Arabalar kafile şeklinde hareket etmişti. Teberdi’de gözyaşları, hıçkırıklar, ata yurdunda yaşamak ve ölmek isteyenler kalmıştı. Arabalarda kürklere bürünmüş Karaçaylılar, önce köyün dışına kadar uğurlamaya çıkan akrabalarını, sonra çoğu tek katlı ve toprak damlı evlerini, daha sonra da Karaçay dağlarını geride bıraktılar. Ayrılık gerçeğini hepsi kabullendiler. Kafkasya’nın çam kokulu havası ciğerlere doldurularak, arabalarda iki gün yol alındı. Artık Teberdi uzakta kalmıştı. Sokaklarında gezemeyecek, evlerinin önündeki geniş hayatta toy yapamayacaklardı.
Naborise’ye gelindi. Diğer Karaçay köylerinden gelenler de burada toplandılar. Orada bir gece kalındı. Ertesi gün, üç gün sürecek tren yolculuğuna çıktılar. Tren onları, yurtlarından daha da uzaklaştırdı, daha da inandırdı ayrılığa.

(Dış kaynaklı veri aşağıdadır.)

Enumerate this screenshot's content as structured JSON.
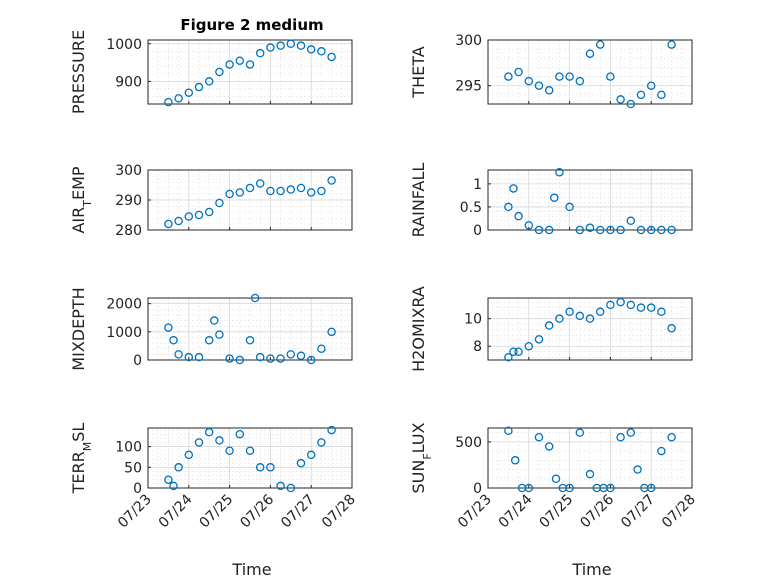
{
  "figure": {
    "title": "Figure 2 medium",
    "colors": {
      "marker": "#0072BD",
      "axis": "#262626",
      "grid": "#d6d6d6"
    }
  },
  "chart_data": [
    {
      "type": "scatter",
      "ylabel": [
        "PRESSURE"
      ],
      "ylim": [
        840,
        1010
      ],
      "yticks": [
        900,
        1000
      ],
      "xlim": [
        "07/23",
        "07/28"
      ],
      "series": [
        {
          "x": [
            "07/23 12:00",
            "07/23 18:00",
            "07/24 00:00",
            "07/24 06:00",
            "07/24 12:00",
            "07/24 18:00",
            "07/25 00:00",
            "07/25 06:00",
            "07/25 12:00",
            "07/25 18:00",
            "07/26 00:00",
            "07/26 06:00",
            "07/26 12:00",
            "07/26 18:00",
            "07/27 00:00",
            "07/27 06:00",
            "07/27 12:00"
          ],
          "values": [
            845,
            855,
            870,
            885,
            900,
            925,
            945,
            955,
            945,
            975,
            990,
            995,
            1000,
            995,
            985,
            980,
            965
          ]
        }
      ]
    },
    {
      "type": "scatter",
      "ylabel": [
        "THETA"
      ],
      "ylim": [
        293,
        300
      ],
      "yticks": [
        295,
        300
      ],
      "xlim": [
        "07/23",
        "07/28"
      ],
      "series": [
        {
          "x": [
            "07/23 12:00",
            "07/23 18:00",
            "07/24 00:00",
            "07/24 06:00",
            "07/24 12:00",
            "07/24 18:00",
            "07/25 00:00",
            "07/25 06:00",
            "07/25 12:00",
            "07/25 18:00",
            "07/26 00:00",
            "07/26 06:00",
            "07/26 12:00",
            "07/26 18:00",
            "07/27 00:00",
            "07/27 06:00",
            "07/27 12:00"
          ],
          "values": [
            296,
            296.5,
            295.5,
            295,
            294.5,
            296,
            296,
            295.5,
            298.5,
            299.5,
            296,
            293.5,
            293,
            294,
            295,
            294,
            299.5
          ]
        }
      ]
    },
    {
      "type": "scatter",
      "ylabel": [
        "AIR",
        "T",
        "EMP"
      ],
      "ylim": [
        280,
        300
      ],
      "yticks": [
        280,
        290,
        300
      ],
      "xlim": [
        "07/23",
        "07/28"
      ],
      "series": [
        {
          "x": [
            "07/23 12:00",
            "07/23 18:00",
            "07/24 00:00",
            "07/24 06:00",
            "07/24 12:00",
            "07/24 18:00",
            "07/25 00:00",
            "07/25 06:00",
            "07/25 12:00",
            "07/25 18:00",
            "07/26 00:00",
            "07/26 06:00",
            "07/26 12:00",
            "07/26 18:00",
            "07/27 00:00",
            "07/27 06:00",
            "07/27 12:00"
          ],
          "values": [
            282,
            283,
            284.5,
            285,
            286,
            289,
            292,
            292.5,
            294,
            295.5,
            293,
            293,
            293.5,
            294,
            292.5,
            293,
            296.5
          ]
        }
      ]
    },
    {
      "type": "scatter",
      "ylabel": [
        "RAINFALL"
      ],
      "ylim": [
        0,
        1.3
      ],
      "yticks": [
        0,
        0.5,
        1
      ],
      "xlim": [
        "07/23",
        "07/28"
      ],
      "series": [
        {
          "x": [
            "07/23 12:00",
            "07/23 15:00",
            "07/23 18:00",
            "07/24 00:00",
            "07/24 06:00",
            "07/24 12:00",
            "07/24 15:00",
            "07/24 18:00",
            "07/25 00:00",
            "07/25 06:00",
            "07/25 12:00",
            "07/25 18:00",
            "07/26 00:00",
            "07/26 06:00",
            "07/26 12:00",
            "07/26 18:00",
            "07/27 00:00",
            "07/27 06:00",
            "07/27 12:00"
          ],
          "values": [
            0.5,
            0.9,
            0.3,
            0.1,
            0,
            0,
            0.7,
            1.25,
            0.5,
            0,
            0.05,
            0,
            0,
            0,
            0.2,
            0,
            0,
            0,
            0
          ]
        }
      ]
    },
    {
      "type": "scatter",
      "ylabel": [
        "MIXDEPTH"
      ],
      "ylim": [
        0,
        2200
      ],
      "yticks": [
        0,
        1000,
        2000
      ],
      "xlim": [
        "07/23",
        "07/28"
      ],
      "series": [
        {
          "x": [
            "07/23 12:00",
            "07/23 15:00",
            "07/23 18:00",
            "07/24 00:00",
            "07/24 06:00",
            "07/24 12:00",
            "07/24 15:00",
            "07/24 18:00",
            "07/25 00:00",
            "07/25 06:00",
            "07/25 12:00",
            "07/25 15:00",
            "07/25 18:00",
            "07/26 00:00",
            "07/26 06:00",
            "07/26 12:00",
            "07/26 18:00",
            "07/27 00:00",
            "07/27 06:00",
            "07/27 12:00"
          ],
          "values": [
            1150,
            700,
            200,
            100,
            100,
            700,
            1400,
            900,
            50,
            0,
            700,
            2200,
            100,
            50,
            50,
            200,
            150,
            0,
            400,
            1000
          ]
        }
      ]
    },
    {
      "type": "scatter",
      "ylabel": [
        "H2OMIXRA"
      ],
      "ylim": [
        7,
        11.5
      ],
      "yticks": [
        8,
        10
      ],
      "xlim": [
        "07/23",
        "07/28"
      ],
      "series": [
        {
          "x": [
            "07/23 12:00",
            "07/23 15:00",
            "07/23 18:00",
            "07/24 00:00",
            "07/24 06:00",
            "07/24 12:00",
            "07/24 18:00",
            "07/25 00:00",
            "07/25 06:00",
            "07/25 12:00",
            "07/25 18:00",
            "07/26 00:00",
            "07/26 06:00",
            "07/26 12:00",
            "07/26 18:00",
            "07/27 00:00",
            "07/27 06:00",
            "07/27 12:00"
          ],
          "values": [
            7.2,
            7.6,
            7.6,
            8,
            8.5,
            9.5,
            10,
            10.5,
            10.2,
            10,
            10.5,
            11,
            11.2,
            11,
            10.8,
            10.8,
            10.5,
            9.3
          ]
        }
      ]
    },
    {
      "type": "scatter",
      "ylabel": [
        "TERR",
        "M",
        "SL"
      ],
      "ylim": [
        0,
        145
      ],
      "yticks": [
        0,
        50,
        100
      ],
      "xlim": [
        "07/23",
        "07/28"
      ],
      "series": [
        {
          "x": [
            "07/23 12:00",
            "07/23 15:00",
            "07/23 18:00",
            "07/24 00:00",
            "07/24 06:00",
            "07/24 12:00",
            "07/24 18:00",
            "07/25 00:00",
            "07/25 06:00",
            "07/25 12:00",
            "07/25 18:00",
            "07/26 00:00",
            "07/26 06:00",
            "07/26 12:00",
            "07/26 18:00",
            "07/27 00:00",
            "07/27 06:00",
            "07/27 12:00"
          ],
          "values": [
            20,
            5,
            50,
            80,
            110,
            135,
            115,
            90,
            130,
            90,
            50,
            50,
            5,
            0,
            60,
            80,
            110,
            140
          ]
        }
      ]
    },
    {
      "type": "scatter",
      "ylabel": [
        "SUN",
        "F",
        "LUX"
      ],
      "ylim": [
        0,
        650
      ],
      "yticks": [
        0,
        500
      ],
      "xlim": [
        "07/23",
        "07/28"
      ],
      "series": [
        {
          "x": [
            "07/23 12:00",
            "07/23 16:00",
            "07/23 20:00",
            "07/24 00:00",
            "07/24 06:00",
            "07/24 12:00",
            "07/24 16:00",
            "07/24 20:00",
            "07/25 00:00",
            "07/25 06:00",
            "07/25 12:00",
            "07/25 16:00",
            "07/25 20:00",
            "07/26 00:00",
            "07/26 06:00",
            "07/26 12:00",
            "07/26 16:00",
            "07/26 20:00",
            "07/27 00:00",
            "07/27 06:00",
            "07/27 12:00"
          ],
          "values": [
            620,
            300,
            0,
            0,
            550,
            450,
            100,
            0,
            0,
            600,
            150,
            0,
            0,
            0,
            550,
            600,
            200,
            0,
            0,
            400,
            550
          ]
        }
      ]
    }
  ],
  "xticks": [
    "07/23",
    "07/24",
    "07/25",
    "07/26",
    "07/27",
    "07/28"
  ],
  "xlabel": "Time"
}
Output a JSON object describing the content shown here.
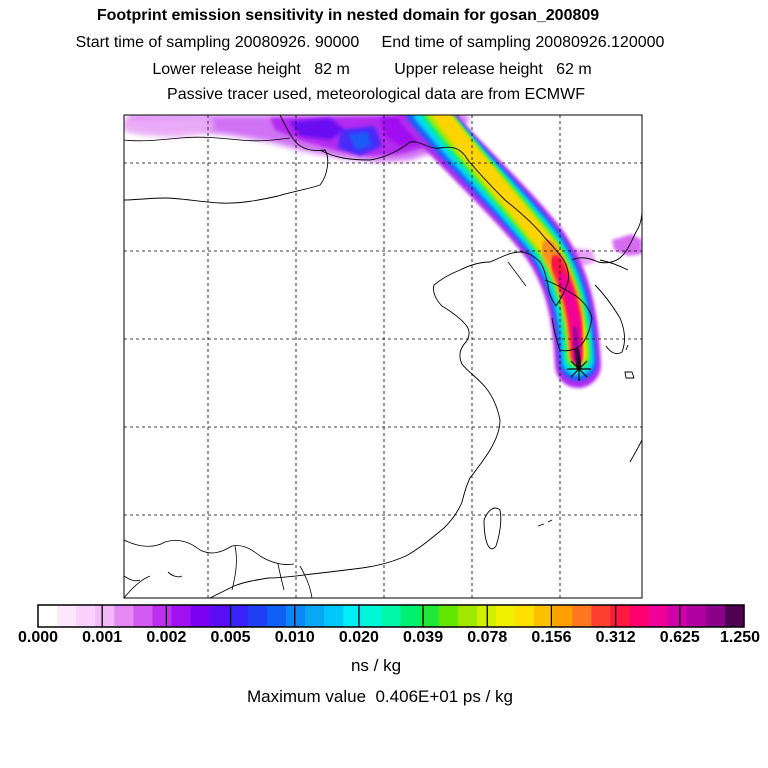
{
  "header": {
    "title": "Footprint emission sensitivity in nested domain for gosan_200809",
    "sampling_line": "Start time of sampling 20080926. 90000     End time of sampling 20080926.120000",
    "release_line": "Lower release height   82 m          Upper release height   62 m",
    "tracer_line": "Passive tracer used, meteorological data are from ECMWF"
  },
  "colorbar": {
    "labels": [
      "0.000",
      "0.001",
      "0.002",
      "0.005",
      "0.010",
      "0.020",
      "0.039",
      "0.078",
      "0.156",
      "0.312",
      "0.625",
      "1.250"
    ],
    "unit": "ns / kg",
    "colors": [
      "#ffffff",
      "#fde8fd",
      "#f8d2fb",
      "#f3b9f9",
      "#e589f5",
      "#d25bf1",
      "#bc2ff0",
      "#a010f0",
      "#7a00f2",
      "#5a0ef5",
      "#3a22f8",
      "#2040f8",
      "#1060f5",
      "#0a88f5",
      "#08a8f5",
      "#00c8f8",
      "#00eef5",
      "#00f8d8",
      "#00f8a8",
      "#00f070",
      "#20e838",
      "#60e800",
      "#a0e800",
      "#d0f000",
      "#f0f000",
      "#ffe000",
      "#ffc000",
      "#ffa000",
      "#ff7820",
      "#ff4030",
      "#ff1840",
      "#ff0070",
      "#f00098",
      "#d000a8",
      "#b000a0",
      "#8a0088",
      "#500050"
    ]
  },
  "max_value": "Maximum value  0.406E+01 ps / kg",
  "map": {
    "receptor_marker": "star-marker"
  }
}
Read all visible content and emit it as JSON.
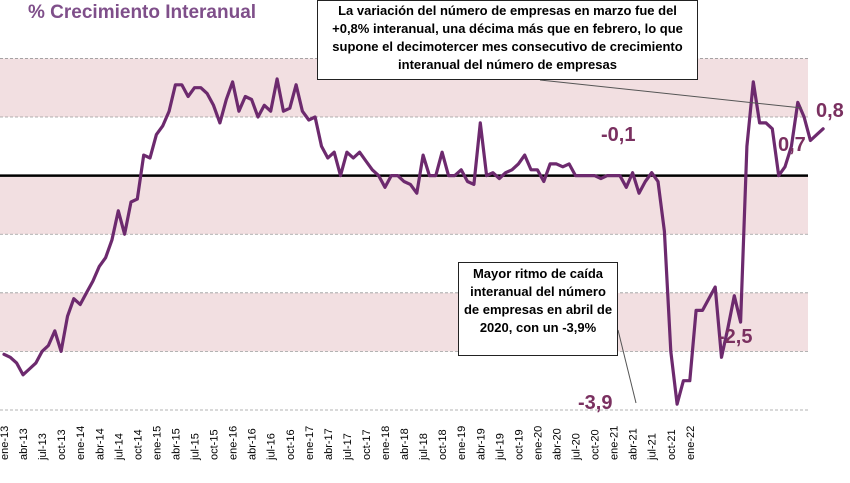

Deniz göründü, Karadeniz idi bu. Sonra kıyı şehri Lebinski… Orada da iki gece geçirildi. Emmim, Orman şefi Yakup da bizlerle gelmişti. Bir sabah iki gemi yanaştı limana. Vedalaştık. Emmim Yakup, anama, altın işlemeli bir başörtüsü verdi. Vedalaşanlar içinde, birbirlerine hiçbir şey diyemeyen, tıkanarak konuşamayanlar vardı. Eşyalarımız yüklendi, gemiye bindik. Önümüzde, iki gece bir gündüz sürecek bir yolculuk vardı.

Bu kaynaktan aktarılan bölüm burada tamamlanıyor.